All the Spielberg touches are there; great cast, unique camera angles, big action set pieces, multiple edits in a single scene, strong score by John Williams, but none of it comes together.
The film has multiple problems:
1.) no straight man- a cast full of zany characters doing wild and crazy things but the film lacks any straight men, with the exception of Robert Stack, to provide balance. Even the Japanese are wild and crazy
2.) frantic editing - is seems that there was an attempt in the editing room to provide a frantic, comedic pace that was lacking in the script or in Spielberg's direction.
3.) Elaborate set pieces with no pay-off - the point of a joke is the reaction shot at the pay-off and these are missing through out the movie. Every joke is telegraphed through elaborate set-ups and then cut away from before there is a chance to appreciate it.
4.) The script is unwieldy. They must have had fun writing it and they included everything they could think of, most of it juvenile, but on the screen it is an unwieldy mess.
5.) Ackroyd and Belushi - The two leading comics at the time, both SNL alumni, are in the same film together and yet at no point do they interact or share a scene. In addition, Ackroyd can't decide whether to play foolish uptight Army buffoon, or completely manic Army soldier, and Belushi just reprises his Bluto role from Animal house, this time in uniform.
6.) It is too long. At 146 minutes the movie seems endless. At 2 hours it would still drag. The movie needs to be a tight 90 to 100 minutes.
7.) Central story - the main story that everything else revolves around is about Wally, played by Bobby Di Cicco, who wants to go to the dance and win a dancing contest with his best girl Betty Douglas, played by Dianne Kay. he crosses paths with a crazy Corporal Charles Sitarski, played by Treat Williams who also has eyes for Betty. The rivalry between Wally and Sitarski cause all sorts of mayhem, none of it really funny. And none of the three stars are dynamic enough to hold the center of the film together.

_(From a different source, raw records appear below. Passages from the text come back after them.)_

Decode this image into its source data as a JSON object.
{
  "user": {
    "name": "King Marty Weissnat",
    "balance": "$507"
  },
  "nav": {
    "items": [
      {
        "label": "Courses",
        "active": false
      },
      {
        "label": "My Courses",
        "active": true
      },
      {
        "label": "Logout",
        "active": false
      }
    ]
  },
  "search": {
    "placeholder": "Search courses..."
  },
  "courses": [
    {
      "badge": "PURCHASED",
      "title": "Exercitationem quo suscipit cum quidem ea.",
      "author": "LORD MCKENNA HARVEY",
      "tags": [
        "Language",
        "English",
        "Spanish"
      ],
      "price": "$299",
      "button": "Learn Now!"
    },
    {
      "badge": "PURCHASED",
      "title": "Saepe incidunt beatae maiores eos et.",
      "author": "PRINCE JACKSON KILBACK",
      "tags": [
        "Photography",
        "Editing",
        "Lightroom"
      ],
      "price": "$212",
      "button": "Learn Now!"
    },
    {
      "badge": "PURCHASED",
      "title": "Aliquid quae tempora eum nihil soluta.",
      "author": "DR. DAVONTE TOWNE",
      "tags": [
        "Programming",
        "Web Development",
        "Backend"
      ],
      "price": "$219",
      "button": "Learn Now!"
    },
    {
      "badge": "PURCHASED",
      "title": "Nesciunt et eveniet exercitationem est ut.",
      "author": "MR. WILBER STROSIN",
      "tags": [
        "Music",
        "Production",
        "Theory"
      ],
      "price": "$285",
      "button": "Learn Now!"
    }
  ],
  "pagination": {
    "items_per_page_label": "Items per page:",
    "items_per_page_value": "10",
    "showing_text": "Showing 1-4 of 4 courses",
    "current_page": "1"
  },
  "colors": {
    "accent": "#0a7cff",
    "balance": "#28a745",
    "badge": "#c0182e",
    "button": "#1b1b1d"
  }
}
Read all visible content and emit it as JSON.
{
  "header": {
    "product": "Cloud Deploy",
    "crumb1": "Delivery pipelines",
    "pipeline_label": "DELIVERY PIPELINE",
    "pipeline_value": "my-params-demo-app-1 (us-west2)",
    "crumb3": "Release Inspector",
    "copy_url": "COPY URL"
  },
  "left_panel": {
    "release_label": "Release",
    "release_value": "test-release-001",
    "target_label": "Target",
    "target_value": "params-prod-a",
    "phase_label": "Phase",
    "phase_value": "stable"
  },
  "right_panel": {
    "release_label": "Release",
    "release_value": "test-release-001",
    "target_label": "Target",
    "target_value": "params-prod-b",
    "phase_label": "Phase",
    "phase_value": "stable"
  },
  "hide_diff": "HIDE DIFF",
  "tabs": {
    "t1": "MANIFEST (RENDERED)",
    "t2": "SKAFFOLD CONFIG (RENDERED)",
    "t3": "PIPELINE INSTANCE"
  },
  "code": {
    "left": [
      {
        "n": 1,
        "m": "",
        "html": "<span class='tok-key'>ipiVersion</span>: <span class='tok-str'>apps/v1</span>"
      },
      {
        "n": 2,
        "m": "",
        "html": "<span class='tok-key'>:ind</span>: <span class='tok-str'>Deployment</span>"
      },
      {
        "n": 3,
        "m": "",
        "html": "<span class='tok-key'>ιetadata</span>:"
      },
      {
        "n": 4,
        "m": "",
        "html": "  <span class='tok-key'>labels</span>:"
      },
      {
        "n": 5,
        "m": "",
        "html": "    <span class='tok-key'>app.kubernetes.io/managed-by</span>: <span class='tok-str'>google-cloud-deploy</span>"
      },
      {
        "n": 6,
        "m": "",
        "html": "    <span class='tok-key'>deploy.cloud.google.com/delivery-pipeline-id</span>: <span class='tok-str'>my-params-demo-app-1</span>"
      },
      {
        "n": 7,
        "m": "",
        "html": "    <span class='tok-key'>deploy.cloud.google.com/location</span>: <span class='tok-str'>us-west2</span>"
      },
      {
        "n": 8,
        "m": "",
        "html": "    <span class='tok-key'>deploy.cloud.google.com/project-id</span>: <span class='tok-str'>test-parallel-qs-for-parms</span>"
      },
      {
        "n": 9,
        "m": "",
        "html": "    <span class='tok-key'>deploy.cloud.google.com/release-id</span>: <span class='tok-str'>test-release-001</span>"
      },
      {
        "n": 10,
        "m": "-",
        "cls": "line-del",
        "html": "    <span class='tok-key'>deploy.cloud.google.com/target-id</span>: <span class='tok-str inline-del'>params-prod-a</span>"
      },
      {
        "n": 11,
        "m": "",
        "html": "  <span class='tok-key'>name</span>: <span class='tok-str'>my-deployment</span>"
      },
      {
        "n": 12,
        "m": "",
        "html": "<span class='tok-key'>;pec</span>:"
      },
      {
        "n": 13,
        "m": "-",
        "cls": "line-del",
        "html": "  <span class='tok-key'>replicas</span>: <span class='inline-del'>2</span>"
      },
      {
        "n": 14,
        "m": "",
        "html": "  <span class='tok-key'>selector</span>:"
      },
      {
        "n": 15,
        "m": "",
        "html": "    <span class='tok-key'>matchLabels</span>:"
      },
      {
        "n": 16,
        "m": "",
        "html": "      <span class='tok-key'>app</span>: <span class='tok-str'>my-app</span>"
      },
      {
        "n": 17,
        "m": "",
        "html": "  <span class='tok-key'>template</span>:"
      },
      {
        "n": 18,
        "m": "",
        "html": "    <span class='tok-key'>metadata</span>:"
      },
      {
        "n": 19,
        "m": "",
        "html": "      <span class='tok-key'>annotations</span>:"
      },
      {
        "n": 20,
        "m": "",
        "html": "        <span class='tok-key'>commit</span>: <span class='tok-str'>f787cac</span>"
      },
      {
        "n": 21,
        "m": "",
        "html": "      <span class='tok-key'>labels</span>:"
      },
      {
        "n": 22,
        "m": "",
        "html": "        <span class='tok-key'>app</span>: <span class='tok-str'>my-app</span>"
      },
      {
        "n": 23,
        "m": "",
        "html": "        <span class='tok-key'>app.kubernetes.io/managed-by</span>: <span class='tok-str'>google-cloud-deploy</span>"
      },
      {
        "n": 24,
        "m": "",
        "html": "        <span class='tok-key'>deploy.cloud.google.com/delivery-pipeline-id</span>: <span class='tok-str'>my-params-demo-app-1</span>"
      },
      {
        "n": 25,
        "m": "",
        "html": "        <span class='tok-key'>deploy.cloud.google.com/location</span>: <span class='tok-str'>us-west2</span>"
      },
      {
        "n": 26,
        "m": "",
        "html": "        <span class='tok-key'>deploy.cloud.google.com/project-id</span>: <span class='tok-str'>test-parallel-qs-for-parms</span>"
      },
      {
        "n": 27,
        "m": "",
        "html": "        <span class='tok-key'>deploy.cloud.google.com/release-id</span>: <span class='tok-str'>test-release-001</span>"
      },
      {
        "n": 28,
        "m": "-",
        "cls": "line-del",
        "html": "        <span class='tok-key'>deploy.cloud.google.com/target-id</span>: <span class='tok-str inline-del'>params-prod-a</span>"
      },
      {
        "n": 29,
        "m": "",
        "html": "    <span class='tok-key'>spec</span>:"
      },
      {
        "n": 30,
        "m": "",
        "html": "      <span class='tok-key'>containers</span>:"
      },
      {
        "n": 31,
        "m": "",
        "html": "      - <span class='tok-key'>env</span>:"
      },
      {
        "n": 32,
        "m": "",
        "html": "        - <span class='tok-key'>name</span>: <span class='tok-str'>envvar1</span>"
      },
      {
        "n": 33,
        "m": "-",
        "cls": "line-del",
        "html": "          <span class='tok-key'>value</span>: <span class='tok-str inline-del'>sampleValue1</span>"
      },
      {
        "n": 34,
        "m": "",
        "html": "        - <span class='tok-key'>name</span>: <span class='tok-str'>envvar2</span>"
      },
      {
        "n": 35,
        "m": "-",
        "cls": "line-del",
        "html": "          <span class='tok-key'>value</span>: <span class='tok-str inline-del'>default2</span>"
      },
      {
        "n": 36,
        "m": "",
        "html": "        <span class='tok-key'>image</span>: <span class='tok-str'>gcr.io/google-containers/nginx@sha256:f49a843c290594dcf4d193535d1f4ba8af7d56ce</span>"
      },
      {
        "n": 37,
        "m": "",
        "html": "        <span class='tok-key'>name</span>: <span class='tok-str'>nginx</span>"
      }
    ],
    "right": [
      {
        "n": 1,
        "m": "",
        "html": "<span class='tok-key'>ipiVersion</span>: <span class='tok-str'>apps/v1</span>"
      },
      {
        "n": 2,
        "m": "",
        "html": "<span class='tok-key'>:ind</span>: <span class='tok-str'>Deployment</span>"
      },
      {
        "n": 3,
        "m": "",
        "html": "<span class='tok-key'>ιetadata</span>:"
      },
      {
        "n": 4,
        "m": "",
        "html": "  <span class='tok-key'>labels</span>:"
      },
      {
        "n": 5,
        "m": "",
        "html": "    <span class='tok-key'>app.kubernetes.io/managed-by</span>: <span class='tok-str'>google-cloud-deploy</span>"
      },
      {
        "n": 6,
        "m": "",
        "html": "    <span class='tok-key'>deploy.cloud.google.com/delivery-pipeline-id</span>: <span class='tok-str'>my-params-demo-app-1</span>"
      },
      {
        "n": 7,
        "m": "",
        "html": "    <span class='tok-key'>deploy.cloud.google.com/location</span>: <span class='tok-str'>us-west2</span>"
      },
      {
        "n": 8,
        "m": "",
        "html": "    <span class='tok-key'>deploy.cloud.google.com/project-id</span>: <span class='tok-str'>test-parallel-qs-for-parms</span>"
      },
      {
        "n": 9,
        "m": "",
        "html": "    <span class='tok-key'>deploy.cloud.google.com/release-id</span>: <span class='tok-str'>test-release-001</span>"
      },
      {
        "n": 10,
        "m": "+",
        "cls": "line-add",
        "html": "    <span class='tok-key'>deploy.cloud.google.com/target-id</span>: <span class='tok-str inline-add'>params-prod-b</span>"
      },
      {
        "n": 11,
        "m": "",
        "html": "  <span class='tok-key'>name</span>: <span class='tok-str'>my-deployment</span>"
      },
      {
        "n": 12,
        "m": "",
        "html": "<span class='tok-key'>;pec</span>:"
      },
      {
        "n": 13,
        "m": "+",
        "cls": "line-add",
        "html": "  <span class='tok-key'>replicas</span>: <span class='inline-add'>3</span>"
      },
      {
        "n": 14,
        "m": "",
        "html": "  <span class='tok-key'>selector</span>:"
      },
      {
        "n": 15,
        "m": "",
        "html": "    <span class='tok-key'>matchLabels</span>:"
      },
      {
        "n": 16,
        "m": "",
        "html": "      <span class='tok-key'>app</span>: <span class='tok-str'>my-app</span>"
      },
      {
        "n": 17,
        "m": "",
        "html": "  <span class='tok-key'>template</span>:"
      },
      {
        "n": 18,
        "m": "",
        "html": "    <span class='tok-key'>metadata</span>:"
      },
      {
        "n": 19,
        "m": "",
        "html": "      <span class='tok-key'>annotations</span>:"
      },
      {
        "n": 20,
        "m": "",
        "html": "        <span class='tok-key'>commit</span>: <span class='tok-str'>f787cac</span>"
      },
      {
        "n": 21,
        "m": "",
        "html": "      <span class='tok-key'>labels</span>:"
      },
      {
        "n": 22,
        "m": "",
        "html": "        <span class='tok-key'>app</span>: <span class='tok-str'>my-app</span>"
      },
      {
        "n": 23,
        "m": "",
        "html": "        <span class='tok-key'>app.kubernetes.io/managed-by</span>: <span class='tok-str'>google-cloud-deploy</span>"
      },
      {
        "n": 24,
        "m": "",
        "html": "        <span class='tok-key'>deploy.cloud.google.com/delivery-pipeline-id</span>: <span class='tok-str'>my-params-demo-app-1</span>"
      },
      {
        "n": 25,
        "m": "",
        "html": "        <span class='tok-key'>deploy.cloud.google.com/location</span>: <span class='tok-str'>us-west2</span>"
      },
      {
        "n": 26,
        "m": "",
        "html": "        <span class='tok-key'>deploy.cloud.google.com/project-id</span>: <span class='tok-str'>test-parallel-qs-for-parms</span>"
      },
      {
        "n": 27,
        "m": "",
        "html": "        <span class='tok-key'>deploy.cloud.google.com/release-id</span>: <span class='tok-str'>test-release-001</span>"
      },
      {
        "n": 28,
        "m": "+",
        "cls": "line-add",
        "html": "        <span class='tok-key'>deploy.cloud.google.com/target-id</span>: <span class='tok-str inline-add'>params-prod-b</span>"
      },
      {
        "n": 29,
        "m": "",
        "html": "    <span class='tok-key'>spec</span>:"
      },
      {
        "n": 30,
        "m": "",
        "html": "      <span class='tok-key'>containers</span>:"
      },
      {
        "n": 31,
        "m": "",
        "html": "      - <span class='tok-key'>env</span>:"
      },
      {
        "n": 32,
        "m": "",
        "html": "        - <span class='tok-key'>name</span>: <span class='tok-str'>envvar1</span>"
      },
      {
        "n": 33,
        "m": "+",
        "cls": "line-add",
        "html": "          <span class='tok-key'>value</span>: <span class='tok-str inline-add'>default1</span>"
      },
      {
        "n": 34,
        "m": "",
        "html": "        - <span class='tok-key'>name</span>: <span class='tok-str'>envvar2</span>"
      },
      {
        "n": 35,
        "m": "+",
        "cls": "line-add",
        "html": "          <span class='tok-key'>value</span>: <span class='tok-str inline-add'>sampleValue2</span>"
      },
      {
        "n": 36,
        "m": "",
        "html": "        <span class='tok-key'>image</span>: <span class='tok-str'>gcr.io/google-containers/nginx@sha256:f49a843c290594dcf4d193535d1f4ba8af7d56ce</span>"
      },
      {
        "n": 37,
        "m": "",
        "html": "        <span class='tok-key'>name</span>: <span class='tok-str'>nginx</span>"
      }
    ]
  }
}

The film has a few good points. The previously mentioned Robert Stack, as a General who tears up watching Dumbo. Wendie Jo Sperber as a man hungry USO hostess. The attention to period detail and John Williams score. But none of that is enough to redeem this costly, over-indulgent mess. They attempted to capture the comic genius of Animal House and failed and a year later the Jim Abrahams and the Zucker Brothers would release Airplane and show how comedy like this should be done.